C’è da chiedersi perché gli accademici svedesi non abbiano mai pensato di dare il Nobel a Gandhi, il profeta della nonviolenza, maestro di generazioni di pacifisti. Semplice: non volevano far dispetto all’Inghilterra, contro cui il Mahatma aveva combattuto per liberare l’India. E questo ci riporta all’oggi. La prudenza, il conformismo, il "politicamente corretto" guidano a volte le decisioni dei saggi che decidono il Nobel.
 
Tra i candidati di quest’anno c’erano due cinesi: Hu Jia e Gao Zhisheng , combattenti per i diritti umani in Cina, ora condannati per reati comuni. Ma la Repubblica popolare aveva mandato, più o meno apertamente, un avvertimento ai giurati del premio: i due dissidenti sono "criminali" e infatti stanno in carcere. La giuria del Nobel s’è adeguata: non si può urtare un grande Paese, si capisce.
 
E qui arrivo all’esclusione di un’altra candidata, Ingrid Betancourt. Ostaggio della guerriglia colombiana per più di sei anni, prigioniera nella giungla, ha mandato da quel buio un messaggio di dolore e di speranza, di orrore per la violenza e di passione per la giustizia. Sto leggendo il libro Lettera a mia madre, che raccoglie ciò che Ingrid scriveva quand’era sepolta nella foresta.
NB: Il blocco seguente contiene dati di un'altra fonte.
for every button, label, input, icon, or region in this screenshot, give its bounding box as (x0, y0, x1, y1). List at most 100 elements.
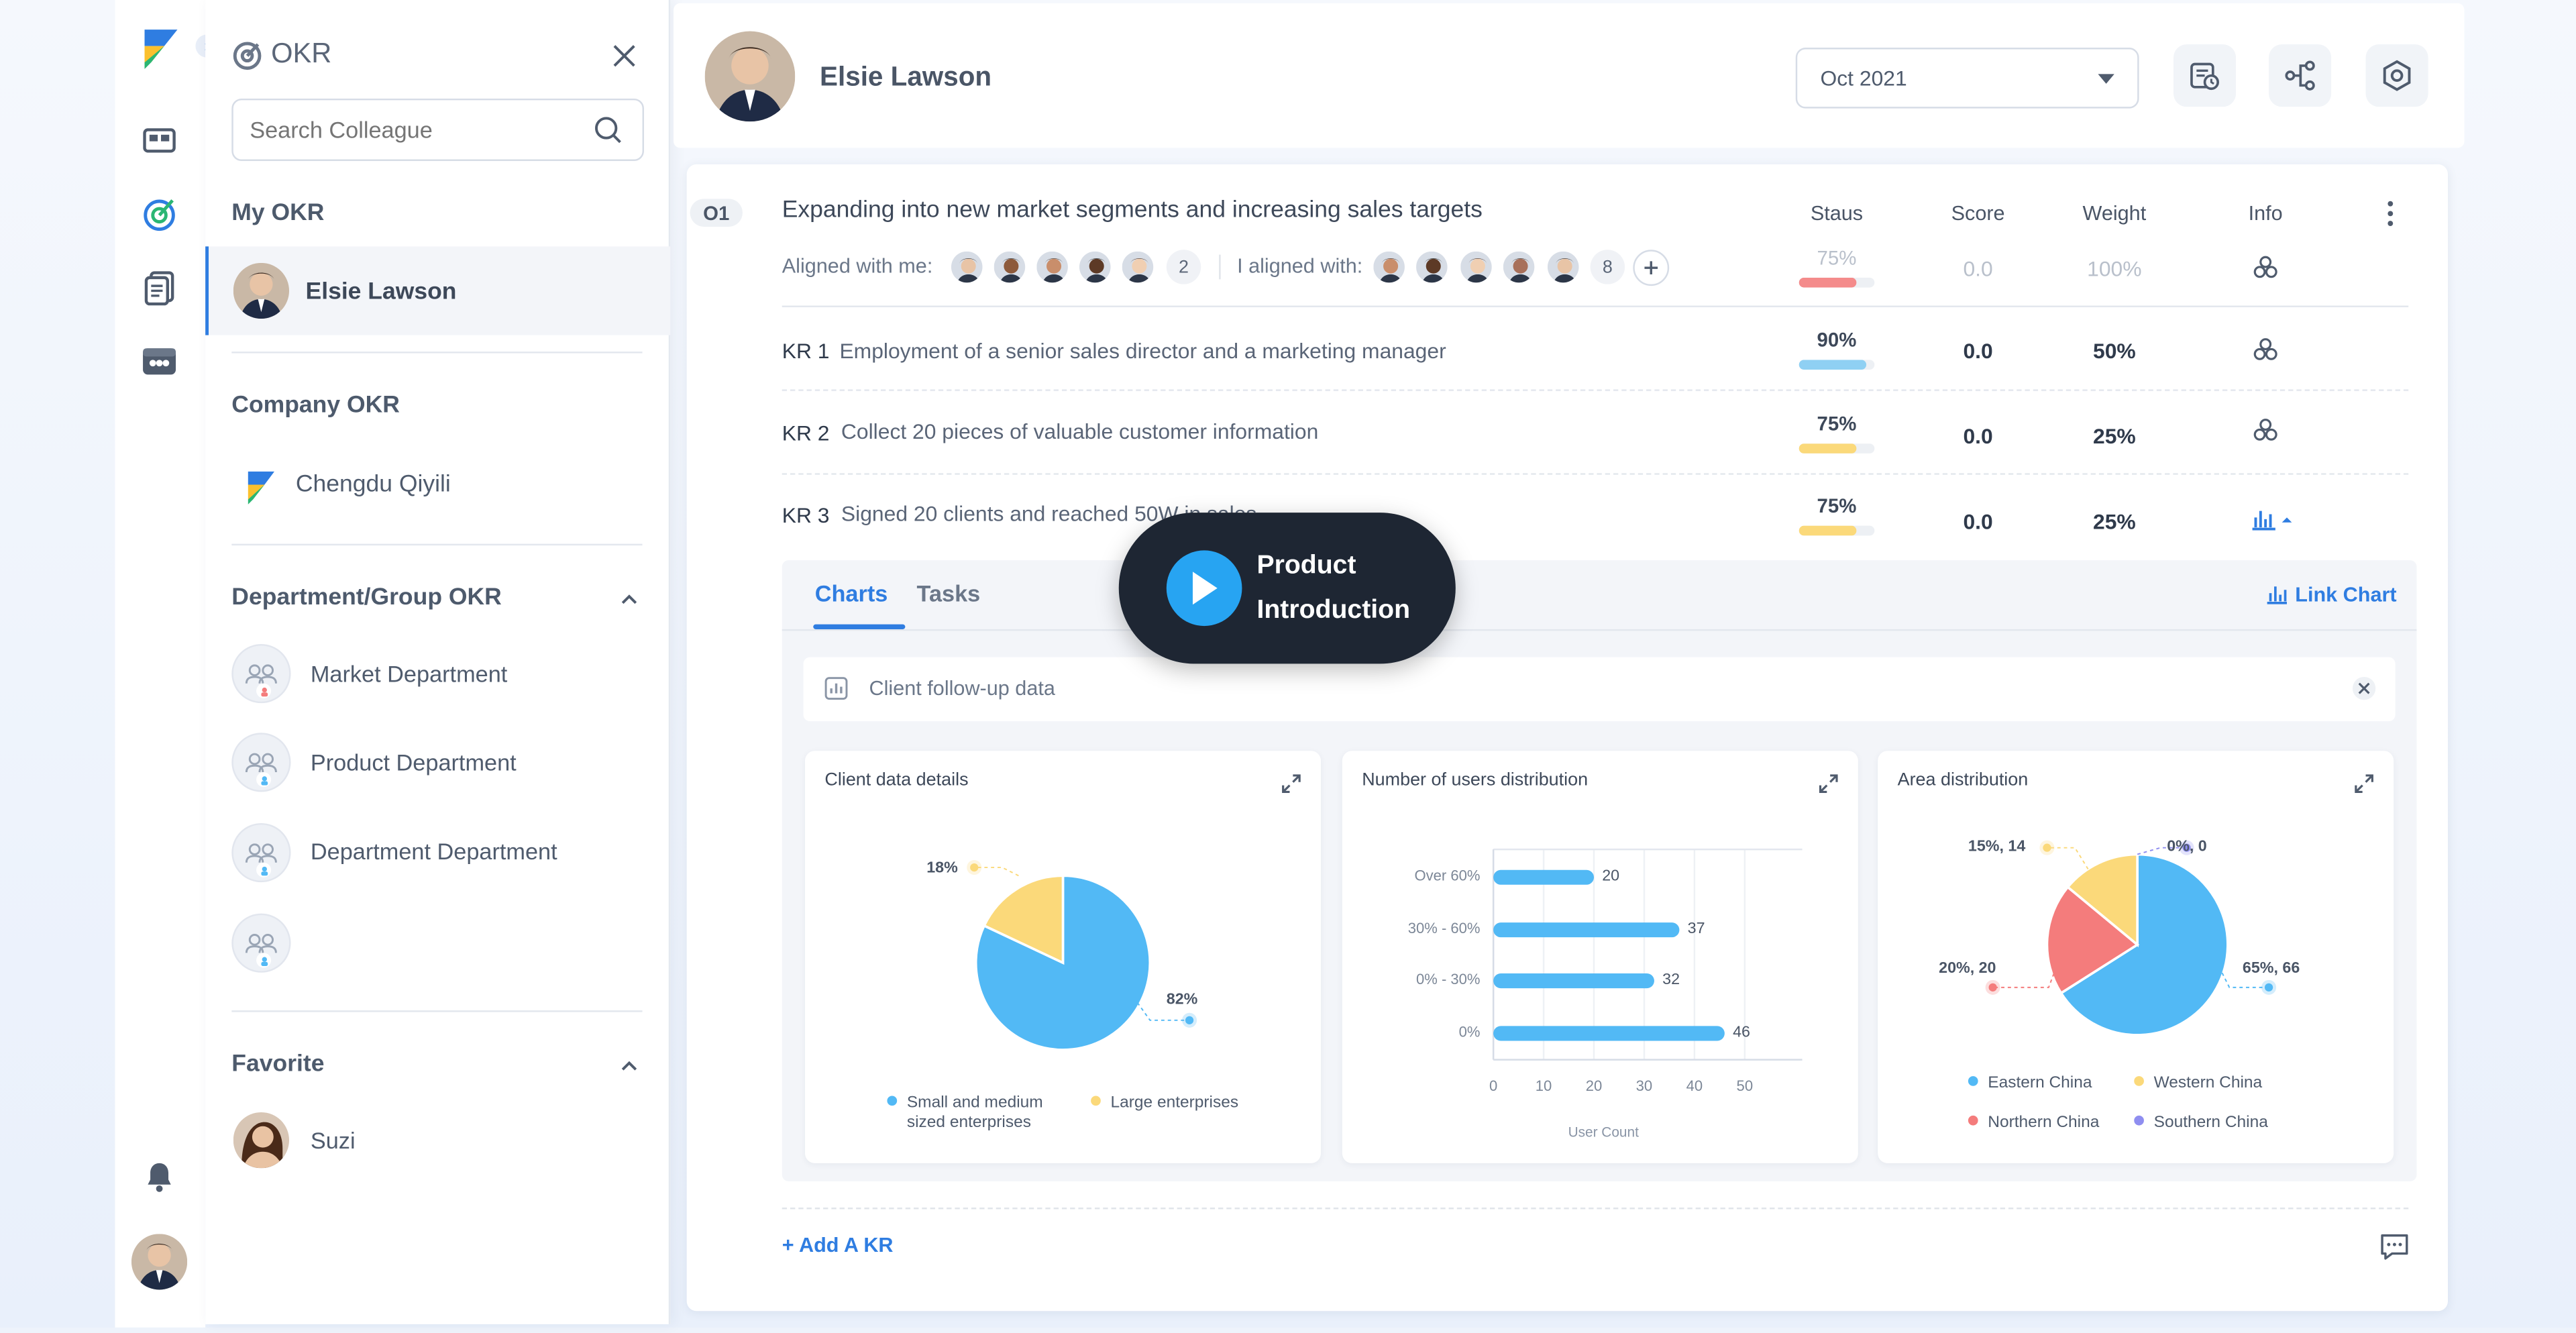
okr-target-icon[interactable] (142, 195, 178, 231)
legend-southern: Southern China (2134, 1114, 2268, 1133)
team-icon[interactable] (142, 343, 178, 380)
x-tick-label: 20 (1585, 1077, 1603, 1095)
kr1-info-icon[interactable] (2253, 337, 2279, 363)
kr3-status: 75% (1817, 494, 1857, 518)
colleague-avatar[interactable] (1501, 250, 1536, 284)
settings-button[interactable] (2365, 44, 2428, 107)
client-data-chart-card: Client data details 18% 82% Small and me… (805, 751, 1321, 1163)
more-options-icon[interactable] (2383, 199, 2397, 228)
chevron-down-icon (2098, 74, 2114, 84)
add-alignment-button[interactable] (1633, 250, 1670, 286)
data-source-chart-icon (824, 677, 848, 700)
bar-value-label: 20 (1602, 867, 1620, 886)
pie3-label-eastern: 65%, 66 (2242, 959, 2300, 978)
kr2-weight: 25% (2092, 423, 2136, 449)
pie-slice (2059, 853, 2229, 1036)
dept-item-department[interactable]: Department Department (310, 837, 557, 865)
chart3-title: Area distribution (1897, 770, 2029, 790)
overlay-line1: Product (1256, 551, 1356, 580)
objective-title[interactable]: Expanding into new market segments and i… (782, 197, 1483, 224)
documents-icon[interactable] (142, 270, 178, 306)
kr1-text[interactable]: Employment of a senior sales director an… (839, 338, 1446, 364)
pie3-leader-southern (2137, 847, 2187, 855)
collapse-dept-icon[interactable] (619, 588, 639, 608)
header-user-name: Elsie Lawson (820, 62, 992, 93)
history-report-button[interactable] (2174, 44, 2237, 107)
current-user-avatar[interactable] (131, 1234, 188, 1290)
bar-value-label: 37 (1687, 920, 1705, 939)
pie3-leader-western-dot (2043, 843, 2051, 852)
link-chart-icon (2267, 586, 2288, 604)
dept-item-product[interactable]: Product Department (310, 749, 517, 776)
colleague-avatar[interactable] (1034, 250, 1070, 284)
company-okr-heading: Company OKR (231, 392, 400, 419)
data-source-name: Client follow-up data (869, 676, 1055, 700)
pie3-label-southern: 0%, 0 (2167, 837, 2207, 856)
bar-3 (1493, 1026, 1725, 1041)
legend-northern: Northern China (1968, 1114, 2099, 1133)
colleague-avatar[interactable] (1458, 250, 1494, 284)
expand-icon[interactable] (2354, 774, 2373, 794)
dept-item-market[interactable]: Market Department (310, 660, 508, 687)
company-logo-icon (245, 468, 278, 504)
suzi-avatar (233, 1112, 290, 1169)
remove-source-button[interactable] (2352, 676, 2376, 700)
pie1-leader-small-dot (1185, 1016, 1194, 1024)
legend-dot (1091, 1096, 1101, 1106)
objective-status-value: 75% (1817, 246, 1857, 270)
add-kr-button[interactable]: + Add A KR (782, 1234, 894, 1257)
chart1-title: Client data details (824, 770, 969, 790)
colleague-avatar[interactable] (1371, 250, 1407, 284)
close-panel-icon[interactable] (611, 43, 637, 69)
tab-charts[interactable]: Charts (814, 580, 888, 606)
pie-chart-area (1985, 840, 2277, 1036)
footer-divider (782, 1208, 2409, 1210)
search-icon[interactable] (593, 115, 623, 144)
my-okr-user-name: Elsie Lawson (305, 279, 457, 306)
bar-2 (1493, 973, 1654, 989)
colleague-avatar[interactable] (1414, 250, 1450, 284)
colleague-avatar[interactable] (1077, 250, 1112, 284)
favorite-heading: Favorite (231, 1051, 325, 1078)
kr2-text[interactable]: Collect 20 pieces of valuable customer i… (841, 419, 1319, 444)
i-aligned-with-count[interactable]: 8 (1590, 250, 1625, 284)
kr2-status: 75% (1817, 412, 1857, 435)
kr2-info-icon[interactable] (2253, 417, 2279, 443)
favorite-user-name[interactable]: Suzi (310, 1127, 356, 1154)
aligned-with-me-count[interactable]: 2 (1166, 250, 1201, 284)
notifications-bell-icon[interactable] (142, 1159, 178, 1195)
legend-dot (1968, 1115, 1978, 1126)
pie3-leader-northern (1992, 961, 2059, 988)
pie-chart-client (967, 860, 1197, 1051)
colleague-avatar[interactable] (992, 250, 1027, 284)
colleague-avatar[interactable] (1546, 250, 1580, 284)
link-chart-button[interactable]: Link Chart (2265, 582, 2397, 608)
bar-chart-users (1492, 848, 1803, 1061)
colleague-avatar[interactable] (949, 250, 984, 284)
department-group-icon[interactable] (231, 913, 291, 973)
expand-icon[interactable] (1819, 774, 1838, 794)
month-select[interactable]: Oct 2021 (1795, 48, 2139, 109)
pie3-leader-western (2047, 847, 2089, 870)
collapse-favorite-icon[interactable] (619, 1055, 639, 1074)
month-select-value: Oct 2021 (1820, 65, 1907, 91)
my-okr-heading: My OKR (231, 200, 325, 227)
expand-icon[interactable] (1281, 774, 1301, 794)
alignment-tree-button[interactable] (2269, 44, 2332, 107)
pie3-leader-eastern (2215, 961, 2269, 988)
company-name[interactable]: Chengdu Qiyili (295, 471, 451, 498)
colleague-avatar[interactable] (1120, 250, 1155, 284)
objective-info-icon[interactable] (2253, 255, 2279, 281)
legend-label: Southern China (2153, 1114, 2268, 1132)
search-colleague-field[interactable] (231, 98, 645, 162)
users-distribution-chart-card: Number of users distribution Over 60% 20 3… (1342, 751, 1858, 1163)
legend-label: Western China (2153, 1074, 2263, 1093)
kr3-chart-toggle[interactable] (2251, 506, 2297, 532)
product-introduction-video-button[interactable]: Product Introduction (1118, 513, 1456, 664)
pie3-leader-southern-dot (2182, 843, 2191, 852)
comment-icon[interactable] (2379, 1232, 2410, 1262)
search-input[interactable] (250, 113, 579, 146)
pie3-leader-eastern-dot (2264, 983, 2273, 992)
tab-tasks[interactable]: Tasks (916, 580, 981, 606)
board-icon[interactable] (142, 123, 178, 160)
La prefazione è di Elie Wiesel, sopravvissuto dell’Olocausto e Nobel per la pace nell’86. Scrive Wiesel: «Questa combattente per la libertà del genere umano, messa di fronte alla brutalità del male, mantiene intatti il suo ripudio dell’odio, la sua dignità, la fede nell’uomo». Il libro termina con l’elenco degli ostaggi ancora in mano della guerriglia. Un grido per invocare la loro liberazione.
 
Mi dispiace che non abbiano dato il Nobel a Ingrid. Ma penso che non occorre un riconoscimento tanto prestigioso per confrontarci con un’eroina disarmata che, con il coraggio e la forza morale, ci coinvolge nella causa della pace.